Our data are in line with a recent experimental study demonstrating that an anti-INFγ approach, performed using a no azide/low endotoxin (NA/LE)-produced mouse anti-human IFNγ mAb, abrogates macrophage activation in an in vitro model of CRS35. However, in the study of Bailey et al.35, the impact of IFNγ neutralization on severe systemic CRS, BBB damage or secondary HLH was not investigated in vivo. The potential importance of INFγ neutralization in management of CAR-T cell toxicities is supported by a recently published case report of a patient treated with emapalumab for life-threatening grade 4 CRS and neurotoxicity refractory to tocilizumab36. Emapalumab (administered at the dosage of 1 mg/kg) was infused on day 9 after numerous interventions, including repeated doses of tocilizumab, corticosteroids and siltuximab. Although it is not possible to attribute definitive causality to any particular intervention, patient fully recovered from CRS at day +18, and 1 week later from neurotoxicity. Notably, this patient maintained clinical remission and sustained B-cell aplasia for 12 months after CAR-T cell infusion, this observation corroborating our experimental observation that INFγ neutralization does not interfere with CAR-T cell efficacy.
In summary, in a simplified but comprehensive humanized model of CRS that overcomes the experimental limitations of previously reported CRS models, our study provides, for the first time, consistent evidence that emapalumab is a promising drug able to contain the CAR-T cell inflammatory cascade associated with high-grade CRS, MAS/HLH and brain injury, while sparing antitumor activity.
Methods
Research compliances
All mouse experimental procedures were approved by the Guidelines for Animal Care and Use of the National Institutes of Health (Ethical Committee for animal experimentation Prot. N 088/2016-PR). We have included the in vivo monitoring of the tumor growth by the use of IVIS Imaging system. As per the protocol, the maximum allowed bioluminescence was set to 1011 p/s/cm2/sr.
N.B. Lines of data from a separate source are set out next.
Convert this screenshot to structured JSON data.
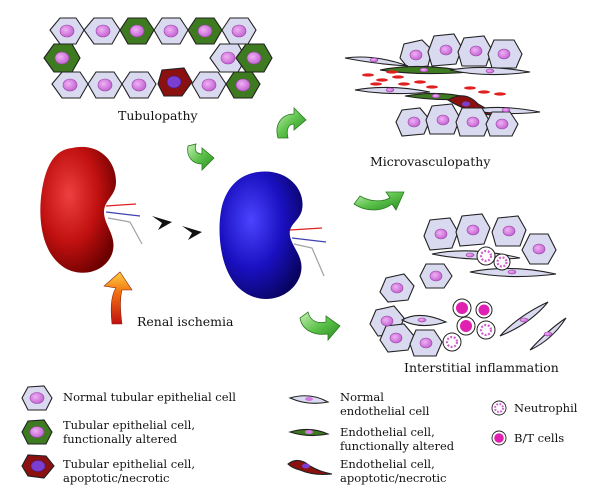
{
  "diagram": {
    "labels": {
      "tubulopathy": "Tubulopathy",
      "microvasculopathy": "Microvasculopathy",
      "renal_ischemia": "Renal ischemia",
      "interstitial_inflammation": "Interstitial inflammation"
    },
    "legend": [
      {
        "key": "normal_tubular",
        "lines": [
          "Normal tubular epithelial cell"
        ]
      },
      {
        "key": "tubular_altered",
        "lines": [
          "Tubular epithelial cell,",
          "functionally altered"
        ]
      },
      {
        "key": "tubular_apoptotic",
        "lines": [
          "Tubular epithelial cell,",
          "apoptotic/necrotic"
        ]
      },
      {
        "key": "normal_endothelial",
        "lines": [
          "Normal",
          "endothelial cell"
        ]
      },
      {
        "key": "endothelial_altered",
        "lines": [
          "Endothelial cell,",
          "functionally altered"
        ]
      },
      {
        "key": "endothelial_apoptotic",
        "lines": [
          "Endothelial cell,",
          "apoptotic/necrotic"
        ]
      },
      {
        "key": "neutrophil",
        "lines": [
          "Neutrophil"
        ]
      },
      {
        "key": "bt_cells",
        "lines": [
          "B/T cells"
        ]
      }
    ],
    "colors": {
      "normal_cell": "#d9daf0",
      "nucleus": "#d77ae0",
      "altered_cell": "#3e7a1f",
      "apoptotic_cell": "#8b1010",
      "apoptotic_nucleus": "#7a3fd0",
      "ischemic_kidney": "#c41212",
      "healthy_kidney": "#1a12c0",
      "arrow_green": "#5cc24a",
      "bt_cell": "#e020b0",
      "rbc": "#e02020"
    }
  }
}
The handling of human samples was conducted in accordance with the Institutional Review Board (IRB) of Bambino Gesù Children’s Hospital, IRCCS, Rome, Italy (OPBG; Ethics Committee Approval N°969/2015 prot.N°669LB, and N°1422/2017 prot.N°810). Sex and gender information was not collected because it is not expected that sex and gender may affect CAR-T cell production or function.
Cell cultures
CD19-positive human Burkitt’s lymphoma cell lines Daudi (Cod. CCL-213, ATCC, USA) and Raji (Cod. CCL-86, ATCC, USA), genetically modified with firefly luciferase (FF-Luc), were cultured in RPMI 1640 medium (EuroClone, Italy) supplemented with 10% heat-inactivated fetal bovine serum (EuroClone), 2mM l-glutamine (GIBCO, USA), 25 IU/ml of penicillin, and 25 mg/ml of streptomycin (EuroClone), in a humidified atmosphere containing 5% CO2 at 37 °C. All cell lines were authenticated by PCR-single-locus-technology (Promega, USA. PowerPlex 21 PCR) performed in “BMR Genomics s.r.l.” (Italy), and routinely checked for mycoplasma (Venor®GeM Advance, MB Minerva Biolabs, UK) and surface marker expression.
CAR.CD19-T cells generation
PBMC derived from buffy coats of HDs were isolated by ficoll gradient separation, activated by exposure to immobilized OKT3 (1 μg/ml, e-Bioscience Inc.; San Diego, CA, USA) and anti-CD28 (1 μg/ml, BD Biosciences, Europe) mAb in the presence of recombinant human interleukin-7 (IL7, 10 ng/ml; R&D; USA) and 15 (IL15, 5 ng/ml; R&D), transduced by retroviral vector above described and expanded37.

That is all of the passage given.